Harrisburg to Issue RFQ for Financial Advisers

Harrisburg, Pa., plans to release in the next few weeks a request for qualifications for financial advisers to help it tackle $282 million of outstanding incinerator bonds it guarantees, as officials continue to work on a forbearance agreement for the debt.

The outside financial advisers would guide Harrisburg through potential debt restructuring plans and with the selling or leasing of municipal assets to help raise money to pay down a portion of the resource-recovery facility bonds. The city expects to release its RFQ in a couple of weeks, said Brian Hudson, executive director at the Pennsylvania Housing Finance Authority.

State officials asked Hudson to work with Harrisburg and the Harrisburg Authority, the issuer of the incinerator bonds, to develop a forbearance agreement that would give the city time to craft a repayment plan.

Hudson said the involved parties are set to deliver such an agreement to the City Council for its review within a few weeks.

Professional municipal bankruptcy experts and government officials Monday evening presented to the council the benefits and disadvantages of a bankruptcy filing and working within Pennsylvania’s municipal distress program, called Act 47.

While Mayor Linda Thompson and council president Gloria Martin-Roberts have said bankruptcy is not an option, Comptroller Dan Miller and council member Susan Brown-Wilson, who chairs the budget and finance committee, believe a bankruptcy filing might help the city address the $282 million of incinerator debt.

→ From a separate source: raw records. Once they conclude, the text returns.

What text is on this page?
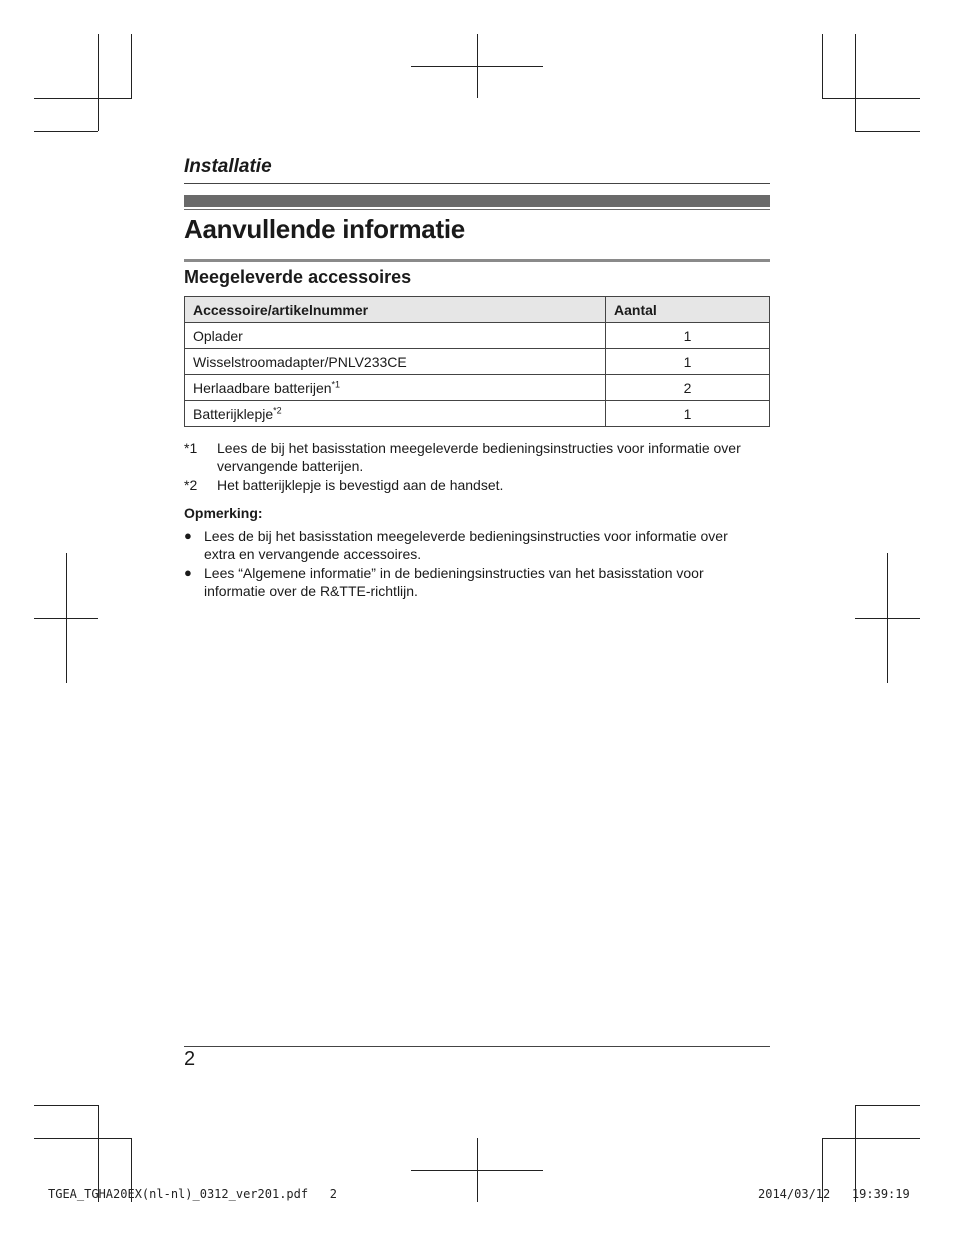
Installatie
Aanvullende informatie
Meegeleverde accessoires
Accessoire/artikelnummer	Aantal
Oplader	1
Wisselstroomadapter/PNLV233CE	1
Herlaadbare batterijen$^{*1}$	2
Batterijklepje$^{*2}$	1
*1	Lees de bij het basisstation meegeleverde bedieningsinstructies voor informatie over vervangende batterijen.
*2	Het batterijklepje is bevestigd aan de handset.
Opmerking:
● Lees de bij het basisstation meegeleverde bedieningsinstructies voor informatie over extra en vervangende accessoires.
● Lees “Algemene informatie” in de bedieningsinstructies van het basisstation voor informatie over de R&TTE-richtlijn.
2
TGEA_TGHA20EX(nl-nl)_0312_ver201.pdf   2	2014/03/12   19:39:19
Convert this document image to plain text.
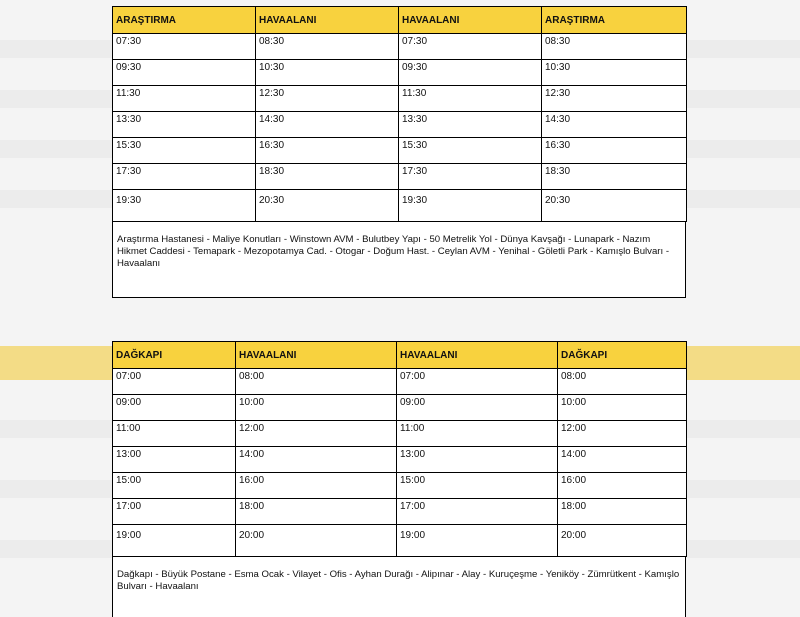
ARAŞTIRMA	HAVAALANI	HAVAALANI	ARAŞTIRMA
07:30	08:30	07:30	08:30
09:30	10:30	09:30	10:30
11:30	12:30	11:30	12:30
13:30	14:30	13:30	14:30
15:30	16:30	15:30	16:30
17:30	18:30	17:30	18:30
19:30	20:30	19:30	20:30
Araştırma Hastanesi - Maliye Konutları - Winstown AVM - Bulutbey Yapı - 50 Metrelik Yol - Dünya Kavşağı - Lunapark - Nazım Hikmet Caddesi - Temapark - Mezopotamya Cad. - Otogar - Doğum Hast. - Ceylan AVM - Yenihal - Göletli Park - Kamışlo Bulvarı - Havaalanı
DAĞKAPI	HAVAALANI	HAVAALANI	DAĞKAPI
07:00	08:00	07:00	08:00
09:00	10:00	09:00	10:00
11:00	12:00	11:00	12:00
13:00	14:00	13:00	14:00
15:00	16:00	15:00	16:00
17:00	18:00	17:00	18:00
19:00	20:00	19:00	20:00
Dağkapı - Büyük Postane - Esma Ocak - Vilayet - Ofis - Ayhan Durağı - Alipınar - Alay - Kuruçeşme - Yeniköy - Zümrütkent - Kamışlo Bulvarı - Havaalanı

Hudson said that before Pennsylvania’s capital considers a bankruptcy filing or moving towards state oversight through Act 47, it must craft a forbearance agreement and see where things stand.

“The first priority is to start talking to the creditors right now and to see what can be worked out and what can be done,” Hudson said. “Get these forbearance agreements on board, bring on the financial advisers, and take a look at the whole big picture before we say any one of these particular options are best. We first have to have our creditors understand that we are willing to talk to them and try to work out some structure that makes sense, but at the same time have it be a permanent solution. And that’s what we’re looking for here.”

The authority sold resource recovery facility bonds to help finance upgrades and improvements to the incinerator facility. For more than a year, the plant has not generated sufficient revenue to pay principal and interest costs on the bonds, leaving the city, as first guarantor, responsible for paying investors.

Dauphin County, where Harrisburg is located, also guarantees much of the debt. Assured Guaranty Municipal Corp. insures $195.5 million.

Debt-service costs this year total $32.7 million, including $13 million to replenish the debt-service reserve fund for payments it made in 2009. In addition, there is a $35 million working capital loan that Bear, Sterns & Co. extended in 2007 that will be due to be repaid to JPMorgan in December. Officials anticipate refinancing that loan later this year.

By comparison, Harrisburg’s fiscal 2010 operating budget is $64.7 million. The city did not include funds to pay debt-service costs for the incinerator bonds in the fiscal 2010 budget. It will miss a May 1 payment to investors for $425,000 on Series 2002A bonds. Assured insures the Series 2002A bonds, which have no debt-service reserve fund.